I have a Linux server hosting our bug tracking software (CentOS 5.2 Kernel 2.6.18-128.4.1.el5) that I have having some strange network problems with. The machine is configured with two NICS, one for the public interface and the other for our server back end network.
The problem is that after doing a service network restart I can ping the public interface and it sends anywhere from 200-500 ICMP packets and then all of a sudden I start getting a request timed out error. Strange but as soon as I connect to the private interface the ping starts working again to the public interface. I clearly have a routing issue somewhere.
I have a Juniper Router with the following configuration.
Interface 0/0 -- Connect subnet to the ISP at our co-location Interface 0/2 -- For our DRAC network Interface 0/3 -- The Server-backend network (plugs directly into a switch that feeds to all the NICs that are on the 10.3.20.x network. Interface 0/4 -- Plugs directly into another switch that feeds our public interfaces, that interface as all the gateways from our public ip rangs as secondary IP addresses.
I hope that someone can ask the right questions that can lead me to check things and figure out what is going on. Has anyone had similar problems and what kind of things should I be checking? Routing issue or something even more complicated?

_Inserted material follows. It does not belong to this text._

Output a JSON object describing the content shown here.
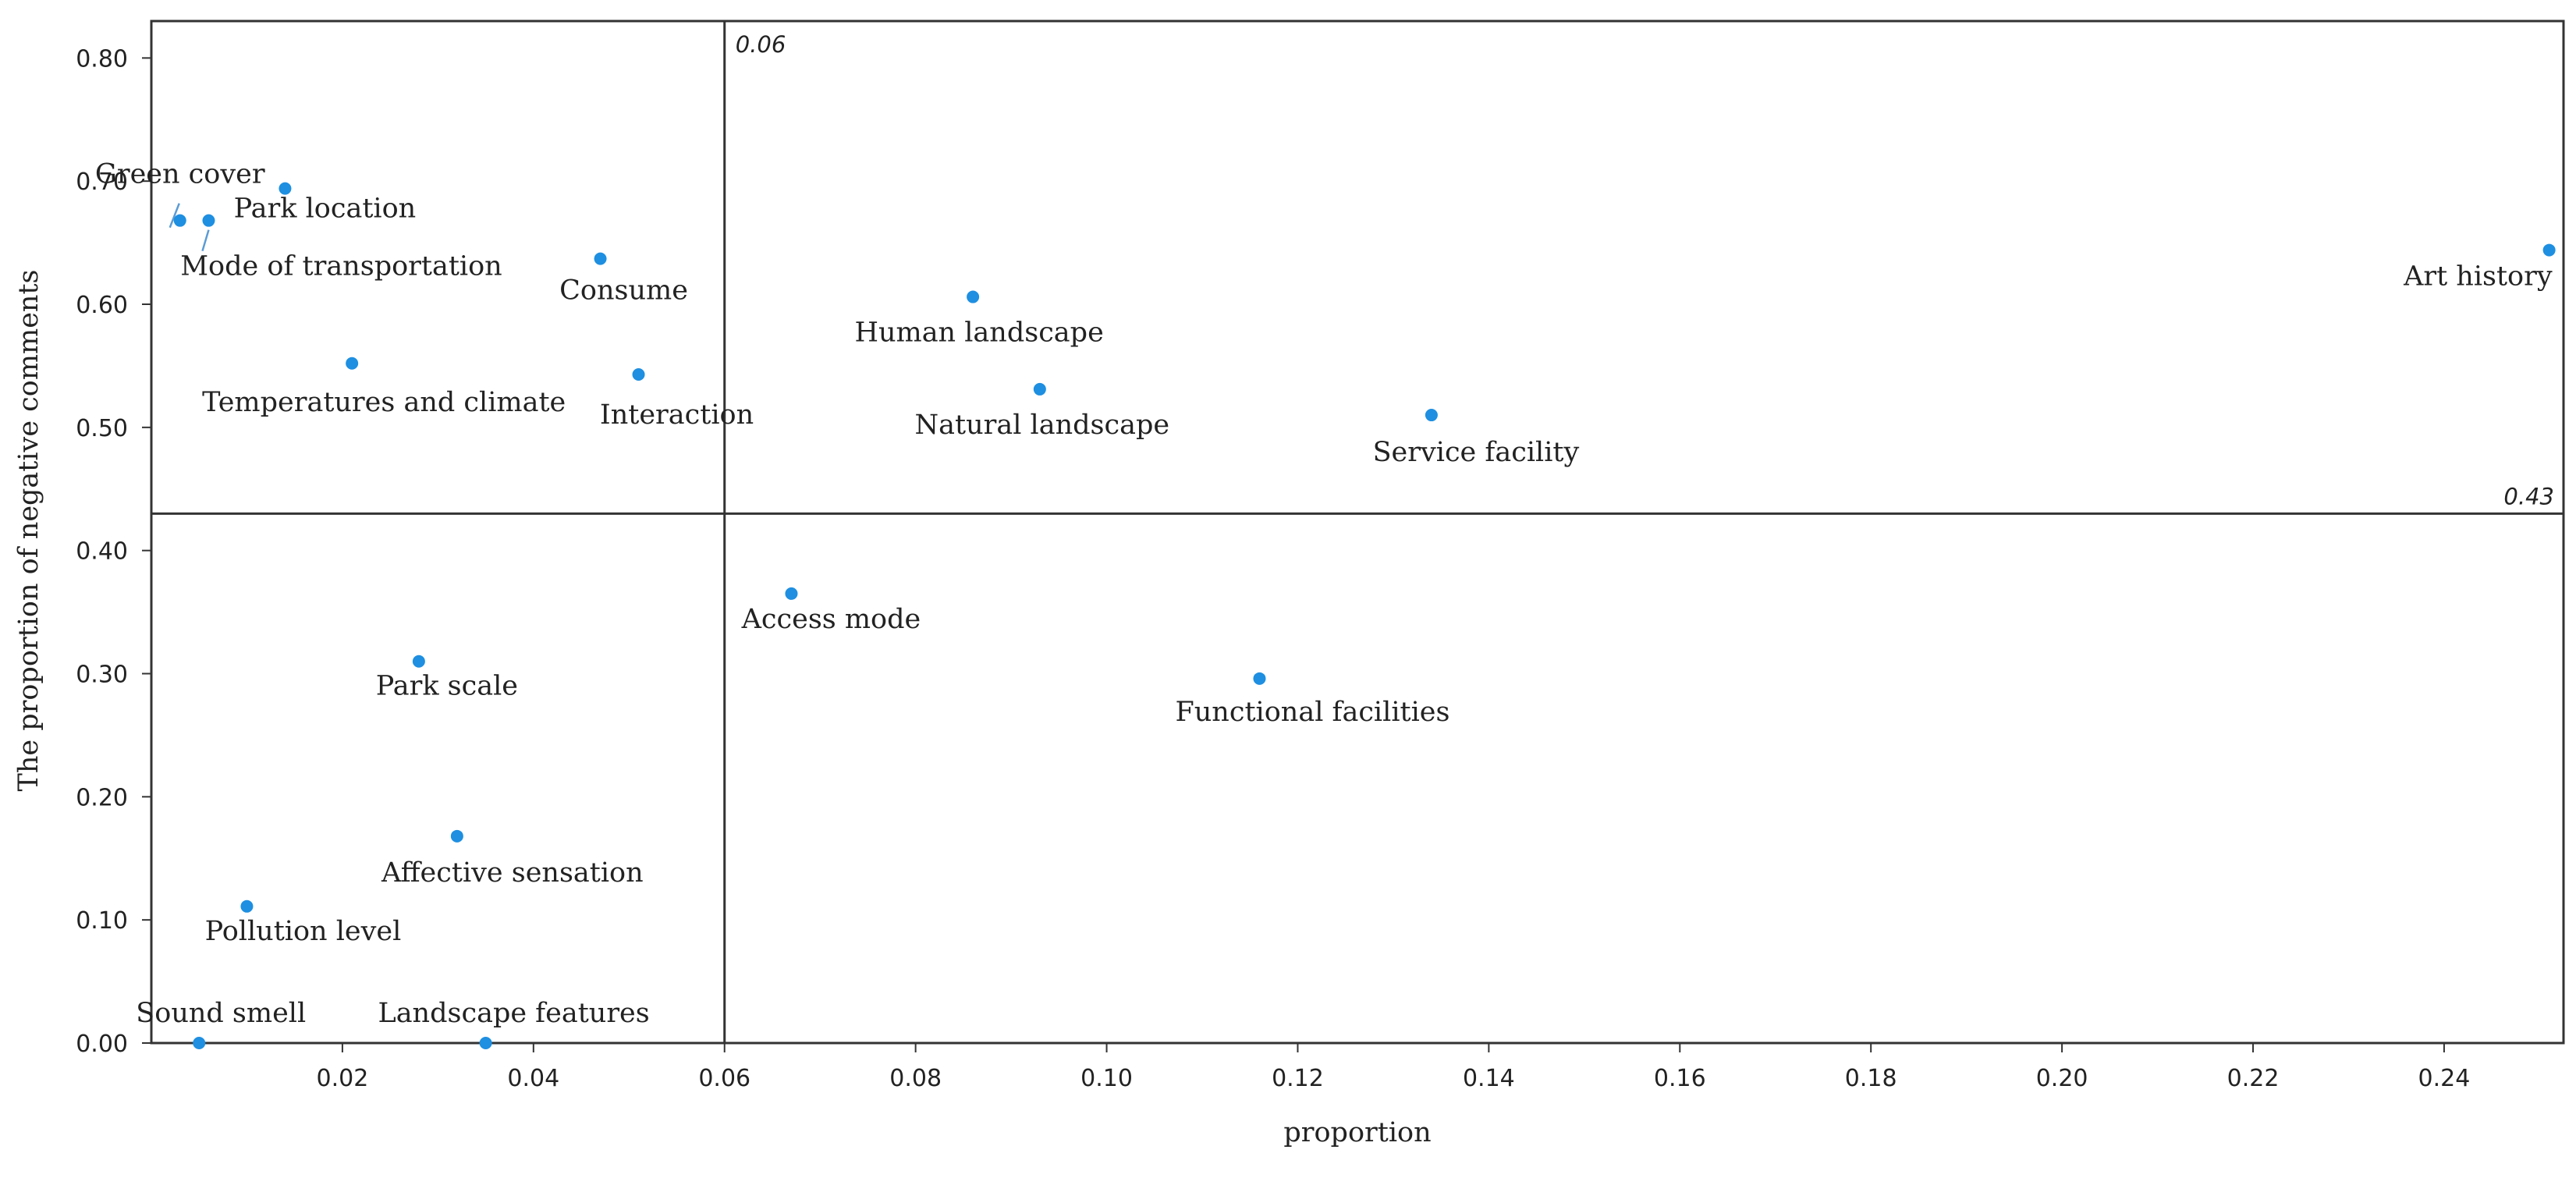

[root@fogbugz ~]# cat /etc/sysconfig/network-scripts/ifcfg-eth0
# Realtek Semiconductor Co., Ltd. RTL-8139/8139C/8139C+
DEVICE=eth0
BOOTPROTO=static
IPADDR=72.249.134.98
NETMASK=255.255.255.248
BROADCAST=72.249.134.103
HWADDR=00:16:3E:AA:BB:EE
ONBOOT=yes
[root@fogbugz ~]# cat /etc/sysconfig/network-scripts/ifcfg-eth1
# Realtek Semiconductor Co., Ltd. RTL-8139/8139C/8139C+
DEVICE=eth1
BOOTPROTO=static
BROADCAST=10.3.20.255
HWADDR=00:17:3E:AA:BB:EE
IPADDR=10.3.20.25
NETMASK=255.255.255.0
NETWORK=10.3.20.0
ONBOOT=yes
[root@fogbugz ~]# cat /etc/sysconfig/network
NETWORKING=yes
NETWORKING_IPV6=no
HOSTNAME=fogbugz.dfw.hisg-it.net
GATEWAY=72.249.134.97
[root@fogbugz ~]# route -n
Kernel IP routing table
Destination Gateway Genmask Flags Metric Ref Use Iface
72.249.134.96 0.0.0.0 255.255.255.248 U 0 0 0 eth0
10.3.20.0 0.0.0.0 255.255.255.0 U 0 0 0 eth1
169.254.0.0 0.0.0.0 255.255.0.0 U 0 0 0 eth1
10.0.0.0 10.3.20.1 255.0.0.0 UG 0 0 0 eth1
0.0.0.0 72.249.134.97 0.0.0.0 UG 0 0 0 eth0
Check the output of 'arp -an' in both working and non-working state and look for MAC addresses / IPs on wrong interfaces.
If you see something wrong there, you maybe have bridged some network segments together or have an proxy ARP issue?
Please show the output of
route -n
andarp -an
when the network isn't working.Showing what it looks like when everything is working is not really useful. ;)
Two things, one is you may be having issues with asymmetric routing with firewalls, this is a common case of connections that come up for a few seconds then die.
The other is the Linux RPF, to turn that off set this
sysctl
:What NIC on that server? I have experienced several times of this kind of problem on Marvell chipset NIC. Normally the driver problem and BIOS problem.
We have the same issue. Were are on RHEL 5.3, 2.6.18-128.el5 We had an issue with our route to our private network. It kept dropping. We found a work around. We put this in our crontab and this fixes the issue. * * * * * /sbin/arp -d IP to storage
http://kbase.redhat.com/faq/docs/DOC-17338 above work around work with you.
Have experienced an issue with the linux kernel with the realtek driver on certain boards where watchdog timeouts would cause network interfaces to stop working. The only way was to reset networking and/or modprobe the ko file for the module. Check /var/log/messages for any such messages.